We are admonished by section 4 of our Revised Statutes that our statutes “are to be liberally construed, with a view to effect their objects and promote justice.” We are unable to discern wherein or how justice would be promoted by allowing the defendant corporation to avoid the payment of a debt which, as matter of fact, it admits it owes, because some custom of bankers or technical rule of law has not been observed by the creditor. We can see but little cogency in the claim that no demand is alleged or proven. The defendant closed its doors permanently within an hour after the issuance of the last draft. Where and of whom should a demand be made? Not of the president of the bank surely. He is not the bank. Nor of any other officer of the institution. It could only be made of the bank by shouting through the keyhole, and, had that course been resorted to, we doubt not the answer of defendant would have bristled with technical objections against such procedure. No demand was necessary, for it would have been, as the record clearly shows, one of those vain and useless things which the law does not require. And the same may be said of the want . of presentation of the drafts at the Chase National Bank.

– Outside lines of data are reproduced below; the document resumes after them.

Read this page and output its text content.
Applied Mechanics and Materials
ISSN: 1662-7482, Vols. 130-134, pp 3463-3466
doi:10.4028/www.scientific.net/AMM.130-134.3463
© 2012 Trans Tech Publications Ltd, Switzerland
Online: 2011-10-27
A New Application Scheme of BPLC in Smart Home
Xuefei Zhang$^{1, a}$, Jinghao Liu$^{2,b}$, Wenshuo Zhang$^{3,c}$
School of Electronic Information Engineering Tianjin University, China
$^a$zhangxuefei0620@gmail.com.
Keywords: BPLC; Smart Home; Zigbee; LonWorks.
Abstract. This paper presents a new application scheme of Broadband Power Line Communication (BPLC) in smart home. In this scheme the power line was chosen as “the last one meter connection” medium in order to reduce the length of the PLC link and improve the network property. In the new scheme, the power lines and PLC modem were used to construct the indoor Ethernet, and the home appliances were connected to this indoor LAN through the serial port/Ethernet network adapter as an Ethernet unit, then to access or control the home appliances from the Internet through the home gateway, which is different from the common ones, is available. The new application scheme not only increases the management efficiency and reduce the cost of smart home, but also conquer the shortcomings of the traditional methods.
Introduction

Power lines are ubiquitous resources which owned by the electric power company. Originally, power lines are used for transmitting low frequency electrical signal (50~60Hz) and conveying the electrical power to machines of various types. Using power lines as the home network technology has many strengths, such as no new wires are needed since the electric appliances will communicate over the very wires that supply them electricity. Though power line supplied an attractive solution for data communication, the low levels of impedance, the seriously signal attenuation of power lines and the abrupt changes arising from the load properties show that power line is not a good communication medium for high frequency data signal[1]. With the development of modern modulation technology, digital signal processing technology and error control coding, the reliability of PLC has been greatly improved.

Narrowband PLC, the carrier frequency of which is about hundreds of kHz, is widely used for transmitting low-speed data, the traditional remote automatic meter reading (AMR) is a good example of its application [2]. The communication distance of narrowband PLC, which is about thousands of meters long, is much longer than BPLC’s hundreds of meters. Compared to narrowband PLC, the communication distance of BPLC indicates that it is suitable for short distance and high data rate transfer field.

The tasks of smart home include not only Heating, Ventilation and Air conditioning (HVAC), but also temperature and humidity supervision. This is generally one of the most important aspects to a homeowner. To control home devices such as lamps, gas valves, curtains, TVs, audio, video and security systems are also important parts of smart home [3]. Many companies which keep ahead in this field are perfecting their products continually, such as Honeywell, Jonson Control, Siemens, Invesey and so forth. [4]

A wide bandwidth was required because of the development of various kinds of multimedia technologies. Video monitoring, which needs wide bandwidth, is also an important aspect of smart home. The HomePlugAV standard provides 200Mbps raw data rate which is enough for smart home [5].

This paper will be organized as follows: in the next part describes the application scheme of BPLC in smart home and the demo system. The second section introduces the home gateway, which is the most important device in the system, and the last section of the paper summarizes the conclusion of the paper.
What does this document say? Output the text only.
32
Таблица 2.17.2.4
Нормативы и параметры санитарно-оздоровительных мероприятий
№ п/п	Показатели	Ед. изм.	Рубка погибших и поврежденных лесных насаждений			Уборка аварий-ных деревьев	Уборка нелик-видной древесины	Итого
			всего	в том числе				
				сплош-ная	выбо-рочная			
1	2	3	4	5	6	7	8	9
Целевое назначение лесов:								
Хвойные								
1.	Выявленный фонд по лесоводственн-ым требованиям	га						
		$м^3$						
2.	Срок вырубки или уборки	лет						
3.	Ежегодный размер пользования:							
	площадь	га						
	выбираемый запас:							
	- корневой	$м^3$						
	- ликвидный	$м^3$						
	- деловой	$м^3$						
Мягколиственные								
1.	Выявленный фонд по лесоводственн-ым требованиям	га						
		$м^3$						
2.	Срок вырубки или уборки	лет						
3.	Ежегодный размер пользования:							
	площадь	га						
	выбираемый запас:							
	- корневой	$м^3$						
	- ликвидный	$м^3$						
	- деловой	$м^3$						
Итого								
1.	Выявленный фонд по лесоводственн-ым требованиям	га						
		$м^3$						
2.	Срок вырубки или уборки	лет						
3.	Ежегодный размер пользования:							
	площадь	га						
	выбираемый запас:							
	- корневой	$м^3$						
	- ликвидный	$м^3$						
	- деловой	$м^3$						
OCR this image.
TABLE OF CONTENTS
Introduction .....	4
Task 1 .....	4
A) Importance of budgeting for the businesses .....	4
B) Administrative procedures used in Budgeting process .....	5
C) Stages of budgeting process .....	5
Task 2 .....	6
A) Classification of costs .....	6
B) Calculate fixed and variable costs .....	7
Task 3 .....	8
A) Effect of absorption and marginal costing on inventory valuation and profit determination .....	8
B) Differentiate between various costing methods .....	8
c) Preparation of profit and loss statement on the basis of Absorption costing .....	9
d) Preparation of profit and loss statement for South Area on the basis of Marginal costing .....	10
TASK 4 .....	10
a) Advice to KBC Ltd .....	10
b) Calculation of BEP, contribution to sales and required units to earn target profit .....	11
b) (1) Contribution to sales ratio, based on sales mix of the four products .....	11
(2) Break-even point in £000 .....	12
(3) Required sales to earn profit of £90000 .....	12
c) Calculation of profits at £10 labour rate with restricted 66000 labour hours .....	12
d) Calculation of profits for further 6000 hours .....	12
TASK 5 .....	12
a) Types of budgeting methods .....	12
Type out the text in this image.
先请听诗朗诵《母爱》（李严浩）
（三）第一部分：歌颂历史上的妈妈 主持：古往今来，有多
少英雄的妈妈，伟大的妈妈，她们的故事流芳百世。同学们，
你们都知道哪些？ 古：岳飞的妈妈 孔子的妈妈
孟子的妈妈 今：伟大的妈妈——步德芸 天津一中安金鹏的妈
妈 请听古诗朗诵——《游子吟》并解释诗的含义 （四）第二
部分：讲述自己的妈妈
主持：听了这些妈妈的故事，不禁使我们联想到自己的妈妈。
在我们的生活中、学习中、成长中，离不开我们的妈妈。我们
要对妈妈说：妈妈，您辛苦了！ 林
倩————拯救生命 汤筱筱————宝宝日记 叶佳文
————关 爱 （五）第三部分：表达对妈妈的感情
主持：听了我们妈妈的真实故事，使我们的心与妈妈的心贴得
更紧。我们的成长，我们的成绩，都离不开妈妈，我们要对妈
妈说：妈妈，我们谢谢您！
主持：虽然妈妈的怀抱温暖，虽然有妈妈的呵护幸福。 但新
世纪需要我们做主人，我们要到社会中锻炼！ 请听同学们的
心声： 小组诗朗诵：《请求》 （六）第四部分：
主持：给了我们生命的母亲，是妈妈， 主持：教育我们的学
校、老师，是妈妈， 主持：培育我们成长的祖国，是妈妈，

It would have been a vain and useless thing. The attempt by defendant to create an impression that, if presented, the drafts would have been paid, is a failure. The testimony fails to establish any such thing. There is no pretense that the defendant has been damaged by any alleged remissness of plaintiffs. As we have before said, the record, when analyzed, shows a naked attempt to avoid the payment of a just debt through the technicalities of the law; and, whatever the result might be in other jurisdictions, we have the positive inhibition contained in section 4231 of our Revised Statutes, which is as follows: “The court must in every stage of an action disregard any error or defect in the pleadings or proceedings which does not affect the substantial rights of the parties, and no judgment will be re*19versed or affected by reason of sucb error or defect.” However much, respect we may have for the numerous authorities cited by the counsel for defendant, we cannot recognize them as having more binding force upon us than our own statutes. The judgment of the district court is affirmed, with costs,

Morgan, C. J., and Sullivan, J., concur.